Yargıda, karısını öldüren katilleri ağırlaştırılmış müebbete mahkum eden cezalar var. Ama bir şekilde kapatılan, failleri sokağa salan skandal kararlarla biten cinayet davaları da mevcut. Bazı davalar da ilerlemiyor. Bu yazının başında atıfta bulunduğum Handan Aşkın davasıyla ilgili şöyle diyor: “Ben burada böyle acı çekiyorum. O adam orada yiyor, içiyor, yatıyor. Neden ağır bir şekilde cezalandırılmıyor? İki buçuk yıldır daha davam bitmemiş. Şu duruşma, bu duruşma erteleniyor, neden? Tamam ben bir daha yürüyemeyeceğim, ama benim acım dinecek biraz da olsa. Ben adalet için geldim bugün. Bir gün için istemiyorum bu adaleti. Her gün için istiyorum.”
Ama mesele bu karanlık tabloya boyun eğmemeyi başarmakta. Bu kadar kötü örnek ve açıklama cesaret kırıcı olmamalı. Kadınlar zorbalara boyun eğmek yerine, geç olmadan hem evlilik içi şiddetten kurtulup özgürlüklerine kavuşmayı, hem de ayakta ve hayatta kalabilmeyi başarabilir. Polisin engelleme girişimine, biber gazına aldırmaksızın 25 Kasım’da yerlerinden bir milim oynamayan kadın örgütlerinin ısrarı ve dayanışması geleceğe dair en önemli cesaret kaynağı.
Handan diyor ki, “Kadınlarımıza buradan sesleniyorum. Asla yalnız değiller. Ben hiçbir zaman yalnız hissetmiyorum. Eğer bir şiddet, bir hakaret ya da taciz, herhangi bir şeye maruz kalıyorlarsa, asla susmasınlar. Gerçekten, sustuğuma ben çok pişman oldum.”
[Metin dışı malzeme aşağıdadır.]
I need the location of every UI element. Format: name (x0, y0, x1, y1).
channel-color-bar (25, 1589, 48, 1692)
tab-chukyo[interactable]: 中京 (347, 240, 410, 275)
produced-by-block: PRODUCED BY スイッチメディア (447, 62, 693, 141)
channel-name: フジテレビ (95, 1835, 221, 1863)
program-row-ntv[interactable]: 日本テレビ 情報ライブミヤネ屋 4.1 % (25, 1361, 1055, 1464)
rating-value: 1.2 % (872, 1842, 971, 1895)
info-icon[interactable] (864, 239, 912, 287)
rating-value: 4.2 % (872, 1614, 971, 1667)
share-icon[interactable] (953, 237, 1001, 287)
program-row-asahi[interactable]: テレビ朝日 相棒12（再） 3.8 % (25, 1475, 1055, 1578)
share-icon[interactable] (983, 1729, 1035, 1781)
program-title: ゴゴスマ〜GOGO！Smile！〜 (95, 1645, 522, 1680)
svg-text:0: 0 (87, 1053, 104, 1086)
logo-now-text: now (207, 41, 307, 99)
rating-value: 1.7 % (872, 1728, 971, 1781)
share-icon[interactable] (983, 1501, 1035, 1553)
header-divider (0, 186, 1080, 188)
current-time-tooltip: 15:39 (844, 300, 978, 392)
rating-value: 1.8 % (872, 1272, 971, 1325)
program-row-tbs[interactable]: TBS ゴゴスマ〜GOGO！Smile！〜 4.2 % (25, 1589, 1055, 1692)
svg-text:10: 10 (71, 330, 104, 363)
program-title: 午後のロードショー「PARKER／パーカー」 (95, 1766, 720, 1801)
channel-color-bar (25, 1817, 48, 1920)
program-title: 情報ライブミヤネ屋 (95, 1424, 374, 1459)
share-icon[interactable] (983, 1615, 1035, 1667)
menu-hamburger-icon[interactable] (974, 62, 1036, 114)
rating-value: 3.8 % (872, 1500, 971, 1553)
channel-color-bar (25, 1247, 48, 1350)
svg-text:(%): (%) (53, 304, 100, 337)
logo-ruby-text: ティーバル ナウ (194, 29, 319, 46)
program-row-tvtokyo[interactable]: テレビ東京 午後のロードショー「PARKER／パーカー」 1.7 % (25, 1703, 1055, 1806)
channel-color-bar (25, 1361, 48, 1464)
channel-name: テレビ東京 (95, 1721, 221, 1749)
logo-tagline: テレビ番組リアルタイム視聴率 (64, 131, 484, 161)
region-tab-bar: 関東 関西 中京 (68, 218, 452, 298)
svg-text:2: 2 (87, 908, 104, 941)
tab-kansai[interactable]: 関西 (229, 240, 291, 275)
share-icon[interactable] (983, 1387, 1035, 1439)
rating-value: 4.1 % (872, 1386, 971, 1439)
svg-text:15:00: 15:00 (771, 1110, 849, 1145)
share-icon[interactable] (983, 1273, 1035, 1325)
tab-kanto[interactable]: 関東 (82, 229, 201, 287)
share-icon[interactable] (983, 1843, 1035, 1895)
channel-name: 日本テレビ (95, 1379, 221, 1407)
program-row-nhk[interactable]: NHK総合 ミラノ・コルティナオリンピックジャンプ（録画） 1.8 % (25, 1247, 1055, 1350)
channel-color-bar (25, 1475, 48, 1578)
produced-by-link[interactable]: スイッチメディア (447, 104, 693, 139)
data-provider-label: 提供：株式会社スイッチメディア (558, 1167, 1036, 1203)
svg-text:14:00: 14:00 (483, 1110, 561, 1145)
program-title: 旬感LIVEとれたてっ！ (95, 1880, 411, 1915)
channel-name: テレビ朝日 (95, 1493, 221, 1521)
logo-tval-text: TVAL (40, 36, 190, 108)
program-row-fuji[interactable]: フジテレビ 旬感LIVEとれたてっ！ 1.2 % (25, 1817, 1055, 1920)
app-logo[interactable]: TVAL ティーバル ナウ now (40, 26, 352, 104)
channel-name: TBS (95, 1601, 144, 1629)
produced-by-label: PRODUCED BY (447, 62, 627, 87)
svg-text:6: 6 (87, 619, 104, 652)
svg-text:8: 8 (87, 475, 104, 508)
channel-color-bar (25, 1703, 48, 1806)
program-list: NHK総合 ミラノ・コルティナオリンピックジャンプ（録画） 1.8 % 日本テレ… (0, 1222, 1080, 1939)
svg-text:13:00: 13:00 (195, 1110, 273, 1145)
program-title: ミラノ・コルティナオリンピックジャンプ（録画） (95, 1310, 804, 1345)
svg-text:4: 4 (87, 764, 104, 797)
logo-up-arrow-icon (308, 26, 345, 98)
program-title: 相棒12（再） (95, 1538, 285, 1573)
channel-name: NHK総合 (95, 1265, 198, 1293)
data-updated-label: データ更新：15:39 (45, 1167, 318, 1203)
Kadın Cinayetlerini Durduracağız Platformu Genel Temsilcisi Gülsüm Kav, Türkiye’de kadınların büyük zorluklara rağmen boşanma kararı aldığını ve tehditlere boyun eğmediklerini söylüyor: “Kadınların kendi hayatını ele almak için her şeyi göze alan bu cesaretine büyük saygı duyuyorum.” Önerilerine gelince… Kav, boşanmak istediği için tehdit edilen veya hali hazırda şiddet gören, koruma tedbiri alınmasını isteyen kadınların polis ve savcıya başvuruda bulunurken, eş zamanlı olarak kadın örgütlerine de başvurmasını tavsiye ediyor. Örgütler kadınlara şiddetten, eşle uzlaşma baskısından korunması, nafaka, velayet gibi haklarının savunulmasında destek oluyor.
Hayat kurtaran tavsiye
Kav, kadınların bazen yakınlarını korumak için, bazen de son bir ümitle gittikleri ‘son görüşmelerden’ ya da özel eşyalarını toplamak için uğradıkları evden salimen çıkamadığına dikkat çekiyor. Şiddet gören ve tehdit edilen kadınlara, boşanma sürecini sonuna kadar karşı tarafla hiçbir fiziksel temas kurmadan avukatlar ya da notlar aracılığıyla götürmelerini öneriyor.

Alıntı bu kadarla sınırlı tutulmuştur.